My 9-year-old daughter doesn’t drink a lot of milk. I’m concerned that she isn’t getting enough calcium in her diet. How much calcium does she need and how can I get her to drink more?
This may be a case of monkey see, monkey drink. A study in an issue of the Journal of Nutrition (Fisher, J.O., et. al, Maternal Milk Consumption Predicts the Tradeoff between Milk and Soft Drinks in Young Girls’ Diets, J.Nutr, 131:246-250, 2001), it was found that moms who drank more milk and less soft drinks, had daughters who followed suit.
On the flipside, moms who opted for soft drinks over milk, had daughters who mimic the same choices in their diet. The study of 180 pairs of moms and their daughters who were approximately 5 years old, is the first to look at the influence of moms’ beverage choices on shaping those of their daughters.

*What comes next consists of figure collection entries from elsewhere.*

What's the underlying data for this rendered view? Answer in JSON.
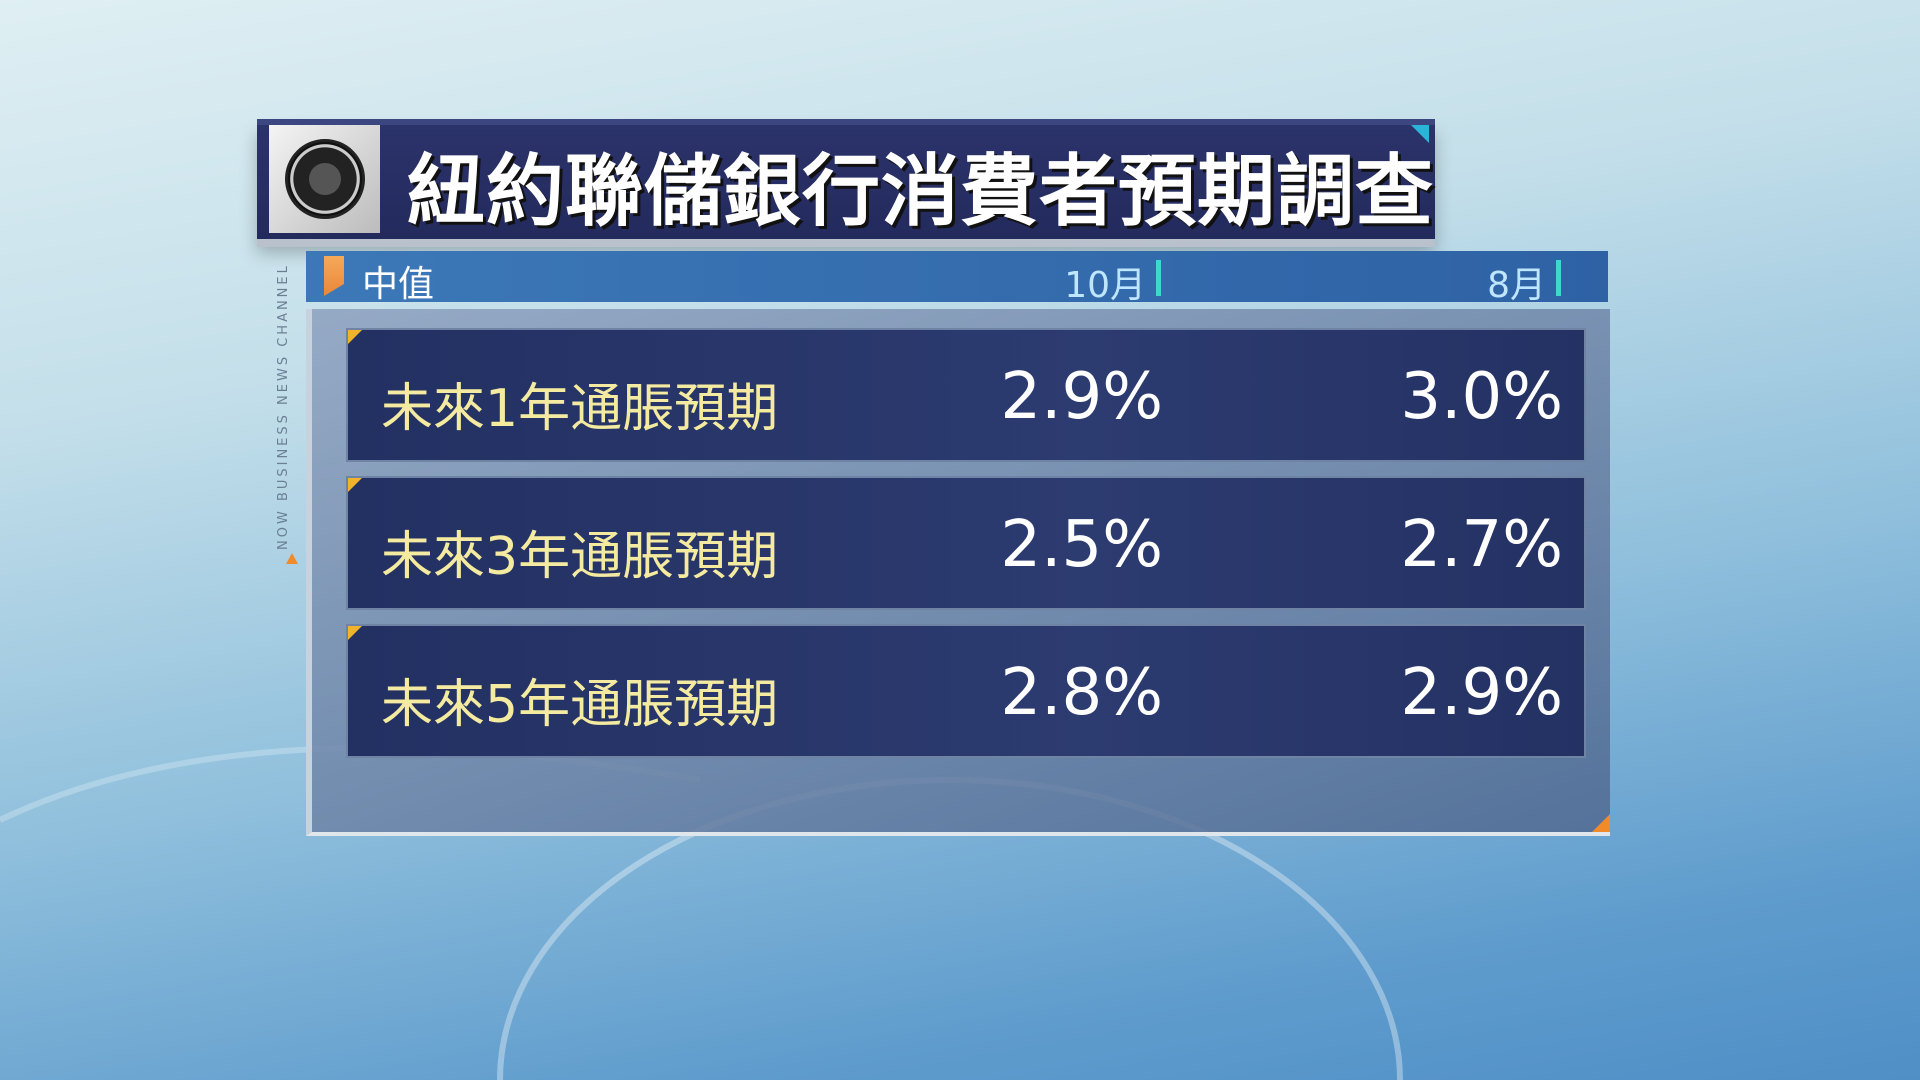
{
  "title": "紐約聯儲銀行消費者預期調查",
  "logo": "Federal Reserve seal",
  "channel_watermark": "NOW BUSINESS NEWS CHANNEL",
  "header": {
    "label": "中值",
    "columns": [
      "10月",
      "8月"
    ]
  },
  "rows": [
    {
      "label": "未來1年通脹預期",
      "values": [
        "2.9%",
        "3.0%"
      ]
    },
    {
      "label": "未來3年通脹預期",
      "values": [
        "2.5%",
        "2.7%"
      ]
    },
    {
      "label": "未來5年通脹預期",
      "values": [
        "2.8%",
        "2.9%"
      ]
    }
  ],
  "colors": {
    "title_bg": "#232a5c",
    "header_bg": "#3c78b8",
    "row_bg": "#263365",
    "label_text": "#f4eba0",
    "accent": "#f08a2a"
  }
}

Not surprisingly, the study found that mom-and-daughter pairs that drink more soft drinks rather than milk, end up taking in less of the bone-strengthening mineral, calcium. In fact, daughters who drank more than a serving of soft drinks (12 fluid ounces) consumed about 150 milligrams (mg) less calcium compared to other daughters in the study who drank less than a serving a day of soft drinks. In the study, soft drinks included soda and any non-carbonated beverages that contain little, if any, fruit juice.
This apparent trade-off between milk and soft drinks appears to be common in the school yard. According to the USDA, the consumption of milk by young Americans has decreased by 16 percent since the late 1970’s, and at the same time, the intake of carbonated soft drinks has increased by about 16 percent.
This isn’t good news, as the most recent USDA nationwide food consumption survey shows that females, ages 9 through 70, are, on average, only getting about 50 to 75 percent of their daily dietary calcium.
Your calcium requirements change with your age:
- Children ages 4 through 8 need 800 milligrams (mg) of calcium daily
- 9- through 18-year-olds need 1,300 mg a day
- 19 to 50-year-olds need 1,000 mg a day
- 51-plus years old would benefit with 1,200 mg of calcium daily
A serving from the dairy group provides about 300 milligrams of calcium.
It looks like daughters, as well as moms and grandmothers, could all benefit if we “Got Milk.”
Dr. Jennifer Orlet Fisher, Ph.D., Assistant Professor at Baylor College of Medicine, and one of the researchers of this study, believes that moms may be acting as role models for their daughters by drinking milk regularly. She also believes that if moms have a preference for milk, it may increase the likelihood of having milk readily available, and equally as important, make soft drinks not-so-readily available. “Our pantries should look like what we want our children’s diets to look like,” she says. Dr. Fisher also suggests that if moms are not drinking milk, they should make sure other good sources of calcium are in the home.
One of the easiest ways to increase the milk in the diet is to make it the beverage of choice at every meal. Another way to enjoy it is to blend it into a snack. Combine milk, fresh or frozen (thawed) fruit, a tad of yogurt, and ice in a blender. Whirl and pour for a refreshing mother and daughter snack.